The 73-year-old is hitting the trail with his five-year-old English bulldog, Babydog, who is carried into the small event space on a camping chair. She sits panting, her tongue drooping from her mouth, for about two hours straight. Some in the crowd hold large placards with her image under the slogan “Vote for my dad”, while others queue for selfies.
It doesn’t take long for the gathering to take a turn. Justice speaks forcefully about his plans to drastically cut benefits if he is sent to Washington – potentially replicating a similar controversial move in West Virginia this year.
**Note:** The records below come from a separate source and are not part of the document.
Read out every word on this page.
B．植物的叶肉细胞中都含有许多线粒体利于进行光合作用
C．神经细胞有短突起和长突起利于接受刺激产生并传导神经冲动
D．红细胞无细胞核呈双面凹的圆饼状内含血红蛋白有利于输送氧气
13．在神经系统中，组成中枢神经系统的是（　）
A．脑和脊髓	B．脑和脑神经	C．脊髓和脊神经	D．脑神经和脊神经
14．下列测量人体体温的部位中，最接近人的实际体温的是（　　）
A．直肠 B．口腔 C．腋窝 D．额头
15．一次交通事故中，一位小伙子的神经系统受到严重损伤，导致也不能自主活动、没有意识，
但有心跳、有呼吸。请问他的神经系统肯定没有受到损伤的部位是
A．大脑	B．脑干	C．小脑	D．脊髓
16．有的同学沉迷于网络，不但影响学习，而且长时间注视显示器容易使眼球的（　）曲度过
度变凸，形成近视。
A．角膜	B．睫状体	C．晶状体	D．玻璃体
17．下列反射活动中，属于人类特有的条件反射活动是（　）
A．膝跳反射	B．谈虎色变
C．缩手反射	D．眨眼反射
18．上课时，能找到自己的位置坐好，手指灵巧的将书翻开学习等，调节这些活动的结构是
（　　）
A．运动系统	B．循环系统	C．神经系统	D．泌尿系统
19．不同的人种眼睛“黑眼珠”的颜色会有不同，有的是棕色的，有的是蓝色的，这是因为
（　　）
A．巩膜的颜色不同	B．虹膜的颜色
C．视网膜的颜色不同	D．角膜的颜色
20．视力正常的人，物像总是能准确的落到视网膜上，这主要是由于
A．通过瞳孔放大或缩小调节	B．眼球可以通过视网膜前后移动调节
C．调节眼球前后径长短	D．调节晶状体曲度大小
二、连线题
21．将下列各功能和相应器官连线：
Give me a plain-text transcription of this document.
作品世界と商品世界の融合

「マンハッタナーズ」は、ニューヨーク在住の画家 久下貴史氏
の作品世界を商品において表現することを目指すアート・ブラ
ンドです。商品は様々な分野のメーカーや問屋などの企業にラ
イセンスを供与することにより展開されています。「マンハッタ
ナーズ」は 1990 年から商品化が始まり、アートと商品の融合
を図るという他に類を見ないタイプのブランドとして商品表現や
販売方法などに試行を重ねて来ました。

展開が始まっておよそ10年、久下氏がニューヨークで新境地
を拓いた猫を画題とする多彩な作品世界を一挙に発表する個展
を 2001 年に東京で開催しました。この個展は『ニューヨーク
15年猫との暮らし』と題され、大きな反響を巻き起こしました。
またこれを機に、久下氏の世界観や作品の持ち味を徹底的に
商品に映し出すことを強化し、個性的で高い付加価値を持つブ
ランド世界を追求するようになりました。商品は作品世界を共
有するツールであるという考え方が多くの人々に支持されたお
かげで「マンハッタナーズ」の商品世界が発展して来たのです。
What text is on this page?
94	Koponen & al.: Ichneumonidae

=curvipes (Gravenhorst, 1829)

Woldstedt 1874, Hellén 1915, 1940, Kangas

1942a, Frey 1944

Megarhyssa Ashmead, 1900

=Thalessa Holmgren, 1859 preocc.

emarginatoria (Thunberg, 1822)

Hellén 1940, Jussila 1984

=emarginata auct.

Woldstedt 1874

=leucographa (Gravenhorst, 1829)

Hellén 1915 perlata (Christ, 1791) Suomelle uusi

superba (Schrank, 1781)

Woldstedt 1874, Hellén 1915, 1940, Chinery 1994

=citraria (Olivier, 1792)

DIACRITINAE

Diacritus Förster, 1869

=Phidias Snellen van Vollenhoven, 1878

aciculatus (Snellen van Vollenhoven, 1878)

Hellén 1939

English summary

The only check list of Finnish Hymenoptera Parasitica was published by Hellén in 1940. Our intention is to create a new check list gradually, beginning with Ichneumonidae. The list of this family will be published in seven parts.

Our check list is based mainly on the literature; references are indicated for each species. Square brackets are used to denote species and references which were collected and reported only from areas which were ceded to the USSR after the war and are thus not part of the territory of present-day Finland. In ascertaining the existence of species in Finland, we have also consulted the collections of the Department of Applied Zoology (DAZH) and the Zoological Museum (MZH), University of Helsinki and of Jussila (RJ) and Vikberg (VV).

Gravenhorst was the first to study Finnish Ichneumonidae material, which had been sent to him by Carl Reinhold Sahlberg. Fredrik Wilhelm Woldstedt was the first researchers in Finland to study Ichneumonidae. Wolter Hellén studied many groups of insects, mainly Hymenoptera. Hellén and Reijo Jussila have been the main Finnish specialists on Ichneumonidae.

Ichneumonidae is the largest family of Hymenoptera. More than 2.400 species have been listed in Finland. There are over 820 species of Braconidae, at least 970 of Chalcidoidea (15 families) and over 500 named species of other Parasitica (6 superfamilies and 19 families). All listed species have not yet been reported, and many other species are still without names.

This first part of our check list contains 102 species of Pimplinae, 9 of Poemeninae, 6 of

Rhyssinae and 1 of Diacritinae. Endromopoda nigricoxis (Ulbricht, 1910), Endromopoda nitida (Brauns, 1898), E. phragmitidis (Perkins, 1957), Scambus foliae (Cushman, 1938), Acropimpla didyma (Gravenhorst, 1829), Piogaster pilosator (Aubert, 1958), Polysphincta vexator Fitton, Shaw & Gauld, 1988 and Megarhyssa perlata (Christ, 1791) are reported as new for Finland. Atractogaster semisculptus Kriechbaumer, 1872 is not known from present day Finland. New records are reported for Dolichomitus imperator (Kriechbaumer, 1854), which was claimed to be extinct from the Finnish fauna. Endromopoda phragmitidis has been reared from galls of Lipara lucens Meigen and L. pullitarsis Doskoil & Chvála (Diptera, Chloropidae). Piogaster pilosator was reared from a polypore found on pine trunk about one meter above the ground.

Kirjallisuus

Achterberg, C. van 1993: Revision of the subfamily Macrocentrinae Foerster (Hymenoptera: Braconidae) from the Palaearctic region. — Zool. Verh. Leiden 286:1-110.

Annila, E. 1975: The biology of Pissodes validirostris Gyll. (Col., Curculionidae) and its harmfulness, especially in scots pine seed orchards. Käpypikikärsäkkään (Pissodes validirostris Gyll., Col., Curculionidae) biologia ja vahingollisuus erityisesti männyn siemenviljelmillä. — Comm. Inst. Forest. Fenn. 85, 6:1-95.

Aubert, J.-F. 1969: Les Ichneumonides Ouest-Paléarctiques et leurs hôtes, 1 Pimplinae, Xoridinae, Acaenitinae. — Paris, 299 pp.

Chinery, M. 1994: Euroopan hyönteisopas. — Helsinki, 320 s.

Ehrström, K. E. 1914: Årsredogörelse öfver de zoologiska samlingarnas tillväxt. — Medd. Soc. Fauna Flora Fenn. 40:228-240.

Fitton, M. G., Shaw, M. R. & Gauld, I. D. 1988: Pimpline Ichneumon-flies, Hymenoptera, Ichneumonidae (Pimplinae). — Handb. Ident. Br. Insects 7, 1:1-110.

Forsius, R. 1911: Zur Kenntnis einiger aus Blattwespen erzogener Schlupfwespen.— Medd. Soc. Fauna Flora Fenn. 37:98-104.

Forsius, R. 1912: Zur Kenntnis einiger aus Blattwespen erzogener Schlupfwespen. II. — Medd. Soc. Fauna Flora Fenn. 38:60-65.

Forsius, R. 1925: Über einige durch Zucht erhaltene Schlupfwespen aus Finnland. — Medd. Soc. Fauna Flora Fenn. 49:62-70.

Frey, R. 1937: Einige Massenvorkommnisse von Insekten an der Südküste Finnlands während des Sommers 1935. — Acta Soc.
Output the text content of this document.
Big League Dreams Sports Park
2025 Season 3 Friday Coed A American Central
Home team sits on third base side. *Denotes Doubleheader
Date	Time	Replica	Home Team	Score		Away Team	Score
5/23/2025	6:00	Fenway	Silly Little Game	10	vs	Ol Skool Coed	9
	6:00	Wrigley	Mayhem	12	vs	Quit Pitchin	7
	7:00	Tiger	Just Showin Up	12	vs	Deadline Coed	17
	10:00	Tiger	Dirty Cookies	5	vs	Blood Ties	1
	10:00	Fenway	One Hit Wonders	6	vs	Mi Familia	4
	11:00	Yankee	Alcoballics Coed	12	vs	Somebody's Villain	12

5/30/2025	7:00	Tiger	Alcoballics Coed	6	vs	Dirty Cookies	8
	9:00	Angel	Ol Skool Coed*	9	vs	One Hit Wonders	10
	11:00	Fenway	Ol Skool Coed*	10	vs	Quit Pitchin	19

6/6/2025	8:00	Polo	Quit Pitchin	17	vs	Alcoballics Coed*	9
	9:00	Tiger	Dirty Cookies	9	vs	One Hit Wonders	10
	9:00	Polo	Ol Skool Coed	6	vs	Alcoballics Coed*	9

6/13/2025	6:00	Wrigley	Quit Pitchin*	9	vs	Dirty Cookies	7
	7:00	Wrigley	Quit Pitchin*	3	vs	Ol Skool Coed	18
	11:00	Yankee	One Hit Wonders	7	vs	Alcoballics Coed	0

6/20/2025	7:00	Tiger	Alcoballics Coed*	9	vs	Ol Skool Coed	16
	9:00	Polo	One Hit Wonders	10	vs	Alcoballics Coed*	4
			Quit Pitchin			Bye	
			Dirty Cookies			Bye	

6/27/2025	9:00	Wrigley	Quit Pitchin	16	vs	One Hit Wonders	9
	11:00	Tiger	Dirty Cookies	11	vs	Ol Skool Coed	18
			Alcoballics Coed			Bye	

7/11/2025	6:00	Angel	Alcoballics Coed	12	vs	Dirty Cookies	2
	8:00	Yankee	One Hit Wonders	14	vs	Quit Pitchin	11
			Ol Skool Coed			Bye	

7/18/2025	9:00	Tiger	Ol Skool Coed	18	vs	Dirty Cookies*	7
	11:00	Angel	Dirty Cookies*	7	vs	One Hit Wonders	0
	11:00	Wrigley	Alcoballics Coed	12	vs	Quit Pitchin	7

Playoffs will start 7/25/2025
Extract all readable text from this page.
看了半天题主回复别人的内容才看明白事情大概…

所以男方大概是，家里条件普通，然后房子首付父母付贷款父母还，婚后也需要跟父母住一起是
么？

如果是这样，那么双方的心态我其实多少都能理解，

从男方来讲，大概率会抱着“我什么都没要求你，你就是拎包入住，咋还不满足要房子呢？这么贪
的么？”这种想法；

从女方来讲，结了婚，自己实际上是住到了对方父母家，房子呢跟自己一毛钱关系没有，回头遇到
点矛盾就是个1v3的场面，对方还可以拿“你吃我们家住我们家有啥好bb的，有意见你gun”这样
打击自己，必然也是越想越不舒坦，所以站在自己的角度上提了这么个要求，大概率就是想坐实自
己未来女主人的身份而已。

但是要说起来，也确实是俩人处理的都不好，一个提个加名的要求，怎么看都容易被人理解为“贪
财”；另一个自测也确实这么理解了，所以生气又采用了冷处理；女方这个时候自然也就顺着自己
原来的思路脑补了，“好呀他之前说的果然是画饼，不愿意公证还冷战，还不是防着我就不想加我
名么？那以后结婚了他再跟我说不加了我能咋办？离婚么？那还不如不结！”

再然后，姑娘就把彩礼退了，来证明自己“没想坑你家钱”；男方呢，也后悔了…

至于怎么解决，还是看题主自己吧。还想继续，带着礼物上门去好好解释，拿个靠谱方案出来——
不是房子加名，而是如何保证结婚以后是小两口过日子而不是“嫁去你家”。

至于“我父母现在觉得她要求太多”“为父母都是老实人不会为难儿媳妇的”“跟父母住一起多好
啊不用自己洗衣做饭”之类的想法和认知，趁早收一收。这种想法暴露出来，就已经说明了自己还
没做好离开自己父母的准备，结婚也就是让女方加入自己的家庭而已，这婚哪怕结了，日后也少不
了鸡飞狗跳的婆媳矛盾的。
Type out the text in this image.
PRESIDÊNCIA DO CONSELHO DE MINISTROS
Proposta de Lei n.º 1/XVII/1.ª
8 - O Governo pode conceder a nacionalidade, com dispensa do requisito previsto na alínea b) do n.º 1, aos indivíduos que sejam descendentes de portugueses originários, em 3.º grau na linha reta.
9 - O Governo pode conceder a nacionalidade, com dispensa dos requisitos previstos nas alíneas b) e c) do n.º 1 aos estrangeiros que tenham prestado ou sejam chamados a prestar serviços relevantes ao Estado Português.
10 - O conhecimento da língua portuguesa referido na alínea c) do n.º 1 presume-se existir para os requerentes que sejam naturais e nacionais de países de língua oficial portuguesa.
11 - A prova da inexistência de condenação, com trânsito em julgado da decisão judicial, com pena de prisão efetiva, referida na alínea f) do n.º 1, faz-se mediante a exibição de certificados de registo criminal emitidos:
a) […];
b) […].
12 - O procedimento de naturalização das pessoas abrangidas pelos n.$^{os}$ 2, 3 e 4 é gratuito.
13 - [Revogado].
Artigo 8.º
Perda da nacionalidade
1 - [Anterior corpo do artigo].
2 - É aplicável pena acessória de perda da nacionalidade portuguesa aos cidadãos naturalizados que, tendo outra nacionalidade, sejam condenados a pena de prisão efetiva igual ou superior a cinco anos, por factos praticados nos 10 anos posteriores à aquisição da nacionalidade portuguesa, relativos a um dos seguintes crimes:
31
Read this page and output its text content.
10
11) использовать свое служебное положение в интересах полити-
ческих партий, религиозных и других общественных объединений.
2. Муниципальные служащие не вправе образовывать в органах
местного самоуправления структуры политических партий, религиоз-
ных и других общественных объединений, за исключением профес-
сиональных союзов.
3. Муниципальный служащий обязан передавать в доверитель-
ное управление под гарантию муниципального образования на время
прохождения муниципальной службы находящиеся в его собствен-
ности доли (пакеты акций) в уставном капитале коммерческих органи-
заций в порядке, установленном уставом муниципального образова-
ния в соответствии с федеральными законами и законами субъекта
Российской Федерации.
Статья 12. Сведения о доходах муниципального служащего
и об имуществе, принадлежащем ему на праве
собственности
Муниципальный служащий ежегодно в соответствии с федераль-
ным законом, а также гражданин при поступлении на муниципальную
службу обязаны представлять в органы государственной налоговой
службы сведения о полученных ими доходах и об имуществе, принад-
A woman in the crowd, her vitriol so sharp that it cuts through the room, shouts: “We know it was stolen. What has been done from then until now?”
Justice tells her he “agrees wholeheartedly” and describes what happened in 2020 as “terrible”, but urges her to put the last election behind her and go out to vote again. Another party member encourages her to sign up as a poll watcher, to root out “the fraud”. Herein lies a core tenet of the party’s organising strategy in 2024 – to rally support behind one of the greatest lies ever told in American history, perpetuated on repeat by rich and powerful men.
I speak to Justice after his remarks. Babydog is still sitting on her chair nearby. I ask him whether he worries if his party’s strategy will only increase division, no matter the result. “Do I really believe in my heart that we had some level of voter fraud in 2020? Sure we did. But we moved on,” he says.
In an election where an entire gamut of outcomes seems possible – from a Harris landslide to a comfortable Trump victory to protracted unrest – we will find out in only a few days if the country truly has moved on.